After the fires burned low, her mother would cook potatoes in the hot ash, and the family would feast together under the stars. She also remembers watching the men of the reserve read the movement of mullet schools through the ripples and shadows on the water before running fishing nets across the cove.
Aunty Ruth describes her parents as her very first teachers. Her mother, whom she calls a "very cultural woman," would collect foliage from tea tree bushes and teach her children how to weave the leaves into the head of a broom, while her brother carved a wooden handle. "We didn't have money to buy much. We didn't have $20 for a broom, so she taught us how to make one," Aunty Ruth says.
From La Perouse classrooms to a lifelong calling on Yuin Country
Aunty Ruth enrolled at La Perouse Public School in the 1940s, where she quickly developed a deep love of learning. That passion stayed with her through to graduation. "When I graduated at 19, I still remember the chancellor of Sydney University saying that you can have a comma, you can have a semicolon, but you'll never have a full stop in learning. I still believe that," she says.
With limited work available along the south Sydney coast — most employment at the time was in city factories — a teaching opportunity emerged at Nowra Public School on Yuin Country. She applied, was successful, and has never looked back. "I went for it, I was fortunate to get the position, and I've been in that position ever since," she says.
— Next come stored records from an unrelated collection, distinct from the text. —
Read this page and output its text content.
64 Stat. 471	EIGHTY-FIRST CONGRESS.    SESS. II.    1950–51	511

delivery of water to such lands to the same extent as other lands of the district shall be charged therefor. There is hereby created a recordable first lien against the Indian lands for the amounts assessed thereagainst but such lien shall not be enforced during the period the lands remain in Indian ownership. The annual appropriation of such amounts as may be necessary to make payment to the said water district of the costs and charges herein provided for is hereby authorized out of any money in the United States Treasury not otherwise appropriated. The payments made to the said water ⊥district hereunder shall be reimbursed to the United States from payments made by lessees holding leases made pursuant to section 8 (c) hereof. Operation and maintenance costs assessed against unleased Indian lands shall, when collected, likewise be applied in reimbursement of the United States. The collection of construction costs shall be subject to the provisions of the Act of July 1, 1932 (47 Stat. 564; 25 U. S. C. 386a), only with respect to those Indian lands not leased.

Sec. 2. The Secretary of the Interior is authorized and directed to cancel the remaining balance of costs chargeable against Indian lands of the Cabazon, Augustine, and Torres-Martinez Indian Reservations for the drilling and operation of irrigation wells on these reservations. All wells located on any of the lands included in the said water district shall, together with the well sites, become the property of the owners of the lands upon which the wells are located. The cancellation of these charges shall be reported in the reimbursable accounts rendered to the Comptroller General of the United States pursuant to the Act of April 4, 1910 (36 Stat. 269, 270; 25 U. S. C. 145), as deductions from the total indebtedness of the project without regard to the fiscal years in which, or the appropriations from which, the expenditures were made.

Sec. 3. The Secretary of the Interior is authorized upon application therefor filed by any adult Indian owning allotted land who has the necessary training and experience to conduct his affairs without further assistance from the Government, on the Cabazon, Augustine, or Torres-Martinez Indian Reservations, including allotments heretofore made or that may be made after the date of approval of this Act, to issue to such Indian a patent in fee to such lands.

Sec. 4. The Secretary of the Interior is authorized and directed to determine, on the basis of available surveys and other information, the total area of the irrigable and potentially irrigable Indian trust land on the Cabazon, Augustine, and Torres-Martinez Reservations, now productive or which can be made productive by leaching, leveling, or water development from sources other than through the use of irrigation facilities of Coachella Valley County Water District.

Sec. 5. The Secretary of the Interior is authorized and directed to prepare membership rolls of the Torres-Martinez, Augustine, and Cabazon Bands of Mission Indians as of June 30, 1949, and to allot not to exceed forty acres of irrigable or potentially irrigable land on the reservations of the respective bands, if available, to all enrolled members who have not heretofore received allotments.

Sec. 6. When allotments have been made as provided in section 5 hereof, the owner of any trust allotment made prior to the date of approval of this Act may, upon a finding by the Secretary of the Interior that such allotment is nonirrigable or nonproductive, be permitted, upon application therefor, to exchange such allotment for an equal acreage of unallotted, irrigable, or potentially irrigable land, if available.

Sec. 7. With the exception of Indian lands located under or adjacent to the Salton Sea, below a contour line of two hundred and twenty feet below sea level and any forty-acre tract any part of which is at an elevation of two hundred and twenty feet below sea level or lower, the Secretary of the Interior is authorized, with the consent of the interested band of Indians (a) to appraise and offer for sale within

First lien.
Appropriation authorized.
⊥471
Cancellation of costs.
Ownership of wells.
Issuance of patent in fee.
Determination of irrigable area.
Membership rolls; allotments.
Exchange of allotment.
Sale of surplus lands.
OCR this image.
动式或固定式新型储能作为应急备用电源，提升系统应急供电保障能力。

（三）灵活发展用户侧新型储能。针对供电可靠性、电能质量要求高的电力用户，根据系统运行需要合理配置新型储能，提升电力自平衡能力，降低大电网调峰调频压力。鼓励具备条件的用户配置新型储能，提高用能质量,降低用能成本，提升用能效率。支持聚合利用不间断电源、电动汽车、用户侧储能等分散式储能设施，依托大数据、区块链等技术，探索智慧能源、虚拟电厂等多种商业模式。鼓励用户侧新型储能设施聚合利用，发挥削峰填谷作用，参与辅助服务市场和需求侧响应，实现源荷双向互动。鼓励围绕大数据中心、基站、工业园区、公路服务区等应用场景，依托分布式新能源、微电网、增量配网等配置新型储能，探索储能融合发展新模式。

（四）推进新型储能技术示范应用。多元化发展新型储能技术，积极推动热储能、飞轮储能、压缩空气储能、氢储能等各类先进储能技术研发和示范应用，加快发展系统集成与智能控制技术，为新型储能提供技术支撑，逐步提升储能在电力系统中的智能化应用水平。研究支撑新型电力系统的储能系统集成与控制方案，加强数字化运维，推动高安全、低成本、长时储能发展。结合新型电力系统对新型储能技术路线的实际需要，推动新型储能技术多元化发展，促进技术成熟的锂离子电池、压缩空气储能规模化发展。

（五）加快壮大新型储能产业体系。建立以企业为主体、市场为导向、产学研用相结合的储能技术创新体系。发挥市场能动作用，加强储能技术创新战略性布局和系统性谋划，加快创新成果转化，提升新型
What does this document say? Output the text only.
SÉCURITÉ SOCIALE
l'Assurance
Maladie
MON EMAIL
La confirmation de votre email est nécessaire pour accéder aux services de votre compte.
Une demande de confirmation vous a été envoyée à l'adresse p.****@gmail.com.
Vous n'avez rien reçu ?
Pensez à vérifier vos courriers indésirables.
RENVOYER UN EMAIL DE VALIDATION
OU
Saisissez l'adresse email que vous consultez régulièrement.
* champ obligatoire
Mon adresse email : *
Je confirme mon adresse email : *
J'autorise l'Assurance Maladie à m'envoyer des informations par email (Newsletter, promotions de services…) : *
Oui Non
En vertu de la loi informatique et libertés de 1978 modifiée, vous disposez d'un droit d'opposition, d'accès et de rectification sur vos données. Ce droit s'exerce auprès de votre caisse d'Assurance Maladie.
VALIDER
A pioneer in Aboriginal education — and still going strong
Aunty Ruth was among the very first cohort of Aboriginal teacher aides in New South Wales — a role now formally known as Aboriginal Education Officer. She still holds the original document listing all 62 names from that inaugural group. "I still have the piece of paper with all 62 of our names printed out. I was so proud," she says.
The role was created to build stronger relationships between schools and Aboriginal families, support student learning, provide cultural role models, and ensure communities had a meaningful voice in their children's education. It remains a cornerstone of inclusive schooling in NSW today — a cause explored further in our coverage of what First Nations wisdom teaches us about Australia's shared identity.
Over her career, Aunty Ruth has held positions at Nowra Public School, Culburra Public School, and Nowra East Public School, running homework centres and working one-on-one with children who needed extra support. Her homework centre at Nowra Public School was, by her account, recognised as the best in the district.
Eight decades into a life defined by curiosity and service, Aunty Ruth Simms shows no sign of placing that full stop on learning — for herself or for the thousands of students whose lives she has quietly, profoundly shaped.